In 2010, New Mexico became one of the nuclear fuel sources for the existing light water reactor (LWR) fleet here in the United States. Unfortunately, there are financial reasons and political forces that are causing these LWR power plants to shutter prematurely with many decades of productive electricity generation.
These closures put a lot of pressure on the Federal Administration’s non-fossil fuel replacements policy to meet climate change management requirements by 2050. Wind and solar with battery backup has failed to provide consistent electricity to the national grid so far and doesn’t appear to be a realistic strategy.
Fortunately, there is a future source of clean energy, advanced molten salt reactor (MSR), with worldwide development efforts to replace all existing electricity generation; coal power generating stations, combined-cycle natural gas power stations, wind and solar industrial farms, biomass causing deforestation and even decommissioned LWR nuclear power plants.
These MSR’s are going to use a molten salt (liquid) fuel stream. The supply chain for that fuel starts with all the solid spent uranium fuel rods left unused from the last 60 years of LWR operations. All that spent solid fuel is currently stored in a canister/cask on concrete pads at each nuclear power plant site.
The conversion process to convert solid fuel rods to a molten salt solution requires a facility. This facility would remove the zirconium cladding, exposing the ceramic uranium pellets to be chopped up into a sandy texture, and put into a vat of molten chlorine to chemically separate the impurities (noble gases and noble metals), leaving just the uranium, plutonium, and fission products. These three radioactive materials are the base components of the molten salt fuel source for the molten chloride salt fast reactors (MCSFR).

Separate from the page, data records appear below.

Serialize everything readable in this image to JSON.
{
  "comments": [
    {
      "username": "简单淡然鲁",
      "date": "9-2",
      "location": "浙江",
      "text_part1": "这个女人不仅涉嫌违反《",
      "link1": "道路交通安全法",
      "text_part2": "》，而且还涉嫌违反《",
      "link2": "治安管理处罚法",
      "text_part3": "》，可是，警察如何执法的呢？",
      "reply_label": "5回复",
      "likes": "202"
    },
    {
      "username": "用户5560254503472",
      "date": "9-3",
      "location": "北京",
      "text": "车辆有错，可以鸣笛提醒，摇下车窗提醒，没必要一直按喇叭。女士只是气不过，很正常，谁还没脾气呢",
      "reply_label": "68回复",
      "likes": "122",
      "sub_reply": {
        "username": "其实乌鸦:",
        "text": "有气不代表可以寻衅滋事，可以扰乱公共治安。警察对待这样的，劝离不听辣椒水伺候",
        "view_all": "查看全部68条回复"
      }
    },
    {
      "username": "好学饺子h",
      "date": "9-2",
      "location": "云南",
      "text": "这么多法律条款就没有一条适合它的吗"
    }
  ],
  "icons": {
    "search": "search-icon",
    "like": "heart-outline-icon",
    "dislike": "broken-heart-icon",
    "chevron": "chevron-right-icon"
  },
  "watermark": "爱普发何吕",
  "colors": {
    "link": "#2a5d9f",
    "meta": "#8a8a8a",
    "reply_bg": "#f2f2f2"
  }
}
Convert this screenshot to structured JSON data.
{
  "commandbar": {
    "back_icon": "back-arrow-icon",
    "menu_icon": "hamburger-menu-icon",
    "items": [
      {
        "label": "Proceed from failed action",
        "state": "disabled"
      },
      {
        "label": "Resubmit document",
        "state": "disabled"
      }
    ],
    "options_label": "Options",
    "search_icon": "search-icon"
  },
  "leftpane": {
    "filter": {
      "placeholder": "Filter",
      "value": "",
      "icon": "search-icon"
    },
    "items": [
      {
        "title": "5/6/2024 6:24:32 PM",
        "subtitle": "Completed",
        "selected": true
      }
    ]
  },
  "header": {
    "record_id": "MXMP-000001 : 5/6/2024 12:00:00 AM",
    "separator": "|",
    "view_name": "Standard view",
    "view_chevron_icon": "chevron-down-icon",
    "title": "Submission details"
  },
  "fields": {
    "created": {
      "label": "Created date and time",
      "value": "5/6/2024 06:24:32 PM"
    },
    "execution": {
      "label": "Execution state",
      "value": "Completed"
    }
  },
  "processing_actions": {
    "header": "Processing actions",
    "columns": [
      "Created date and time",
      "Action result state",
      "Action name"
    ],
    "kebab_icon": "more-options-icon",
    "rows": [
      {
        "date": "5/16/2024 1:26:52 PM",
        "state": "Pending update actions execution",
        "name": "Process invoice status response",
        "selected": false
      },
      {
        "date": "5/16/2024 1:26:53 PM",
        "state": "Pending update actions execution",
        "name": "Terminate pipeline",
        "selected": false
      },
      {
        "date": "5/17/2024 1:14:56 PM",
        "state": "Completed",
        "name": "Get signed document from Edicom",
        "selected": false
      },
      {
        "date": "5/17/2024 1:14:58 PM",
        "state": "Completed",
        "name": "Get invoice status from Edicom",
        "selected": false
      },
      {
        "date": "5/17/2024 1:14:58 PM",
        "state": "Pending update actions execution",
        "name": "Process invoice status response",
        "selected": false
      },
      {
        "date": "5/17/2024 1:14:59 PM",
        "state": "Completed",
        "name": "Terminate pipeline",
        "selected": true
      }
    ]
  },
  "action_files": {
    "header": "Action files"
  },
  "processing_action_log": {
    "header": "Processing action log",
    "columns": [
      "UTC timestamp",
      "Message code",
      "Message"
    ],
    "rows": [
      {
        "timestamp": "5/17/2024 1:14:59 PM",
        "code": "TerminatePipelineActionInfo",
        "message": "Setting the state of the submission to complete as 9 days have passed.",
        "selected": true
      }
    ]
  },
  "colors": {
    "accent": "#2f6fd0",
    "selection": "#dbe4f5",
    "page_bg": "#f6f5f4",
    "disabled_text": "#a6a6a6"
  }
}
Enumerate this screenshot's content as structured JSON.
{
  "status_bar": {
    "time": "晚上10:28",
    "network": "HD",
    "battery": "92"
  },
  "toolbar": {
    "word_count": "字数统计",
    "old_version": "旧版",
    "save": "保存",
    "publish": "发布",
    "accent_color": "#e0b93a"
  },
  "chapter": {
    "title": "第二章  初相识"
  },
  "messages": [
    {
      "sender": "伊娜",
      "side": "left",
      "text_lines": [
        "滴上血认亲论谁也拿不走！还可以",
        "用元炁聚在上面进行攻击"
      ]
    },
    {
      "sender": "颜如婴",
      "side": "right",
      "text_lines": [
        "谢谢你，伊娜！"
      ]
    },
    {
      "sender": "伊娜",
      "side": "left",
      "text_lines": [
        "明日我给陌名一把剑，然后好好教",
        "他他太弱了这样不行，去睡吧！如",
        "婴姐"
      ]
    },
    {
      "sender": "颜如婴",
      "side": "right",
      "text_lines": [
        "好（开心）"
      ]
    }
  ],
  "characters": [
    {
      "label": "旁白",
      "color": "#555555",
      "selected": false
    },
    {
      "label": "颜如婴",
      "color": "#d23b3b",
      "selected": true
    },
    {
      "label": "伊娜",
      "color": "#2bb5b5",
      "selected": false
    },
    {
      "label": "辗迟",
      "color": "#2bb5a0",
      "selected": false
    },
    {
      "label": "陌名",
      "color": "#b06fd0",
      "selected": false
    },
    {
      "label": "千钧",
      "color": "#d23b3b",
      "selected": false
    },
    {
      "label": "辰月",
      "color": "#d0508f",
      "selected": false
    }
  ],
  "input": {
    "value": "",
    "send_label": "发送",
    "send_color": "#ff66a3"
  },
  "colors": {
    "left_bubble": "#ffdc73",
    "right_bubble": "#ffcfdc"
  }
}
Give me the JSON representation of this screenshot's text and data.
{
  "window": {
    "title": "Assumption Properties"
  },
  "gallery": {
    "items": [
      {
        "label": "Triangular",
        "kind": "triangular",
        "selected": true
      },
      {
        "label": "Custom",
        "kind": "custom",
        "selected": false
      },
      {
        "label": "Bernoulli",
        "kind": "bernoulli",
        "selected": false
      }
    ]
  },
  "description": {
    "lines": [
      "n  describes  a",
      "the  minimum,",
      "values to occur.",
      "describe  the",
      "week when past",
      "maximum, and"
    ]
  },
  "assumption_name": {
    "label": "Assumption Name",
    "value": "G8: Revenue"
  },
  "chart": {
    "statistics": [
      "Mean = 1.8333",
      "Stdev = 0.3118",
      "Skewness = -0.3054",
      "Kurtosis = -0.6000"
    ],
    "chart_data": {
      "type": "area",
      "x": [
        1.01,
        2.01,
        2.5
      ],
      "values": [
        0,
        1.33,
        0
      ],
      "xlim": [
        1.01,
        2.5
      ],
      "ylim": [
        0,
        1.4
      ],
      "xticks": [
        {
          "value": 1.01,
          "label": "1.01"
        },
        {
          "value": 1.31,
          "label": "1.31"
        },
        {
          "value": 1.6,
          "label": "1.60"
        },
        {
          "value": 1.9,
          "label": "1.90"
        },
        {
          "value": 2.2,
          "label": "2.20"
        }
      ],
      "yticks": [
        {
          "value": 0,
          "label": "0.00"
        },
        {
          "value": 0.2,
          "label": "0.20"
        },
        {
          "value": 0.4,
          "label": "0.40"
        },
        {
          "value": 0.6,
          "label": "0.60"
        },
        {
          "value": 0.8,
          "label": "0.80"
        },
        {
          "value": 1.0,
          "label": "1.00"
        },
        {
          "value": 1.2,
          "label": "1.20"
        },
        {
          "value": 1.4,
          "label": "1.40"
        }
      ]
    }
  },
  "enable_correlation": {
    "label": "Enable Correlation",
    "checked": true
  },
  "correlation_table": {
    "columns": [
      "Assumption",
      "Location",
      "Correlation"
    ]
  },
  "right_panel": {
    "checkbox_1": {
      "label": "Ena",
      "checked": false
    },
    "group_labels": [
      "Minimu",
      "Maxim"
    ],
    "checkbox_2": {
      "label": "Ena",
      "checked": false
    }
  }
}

The conversion facility should be consolidated and centralized to minimize cost. There are two types of molten salt fuels, 1) seed fuel (mostly plutonium) for a new startup reactor and 2) feed fuel (mostly uranium) continuously fed into the MCSFR without shutting down the reactor. These MSR’s can run 40 to 60 years and would be recycled and refurbish for another 60 years without any nuclear fuel waste to manage and store.
There are two practical places to manufacture the molten salt nuclear fuel. The National Lab network because they are already licensed to handle the plutonium for the seed fuel and at a consolidated interim storage facility like HI-STORE CISF for the feed fuel (different NRC license). HI-STORE could be THE STORE for nuclear fuel and possibly to export it to other countries. Both seed and feed nuclear fuels can come from New Mexico.
HI-STORE CISF is a proposed $3 billion capital investment in New Mexico without subsidies from the state will generate $24 million per year in taxes and fees, as well as very good-paying jobs in construction and operation. HI-STORE CISF is on 300 acres of the 1,000-acre storage site in Lea County.
There is plenty of room to also build a molten salt conversion facility at the same location so that fuel can be processed on an “as-needed basis” or inventoried in subsurface silos, just like the solid fuel rods are. This conversion facility has the potential to generate a multi-billion dollar industry.
Nuclear fuel storage and nuclear fuel conversion would complement the existing WIPP nuclear waste storage plant and the existing URENCO Enrichment Plant with its stored depleted uranium, just down the road. Nuclear will be the future energy source here on earth, and HI-STORE could be the molten fuel source depot for interplanetary travels and colonization.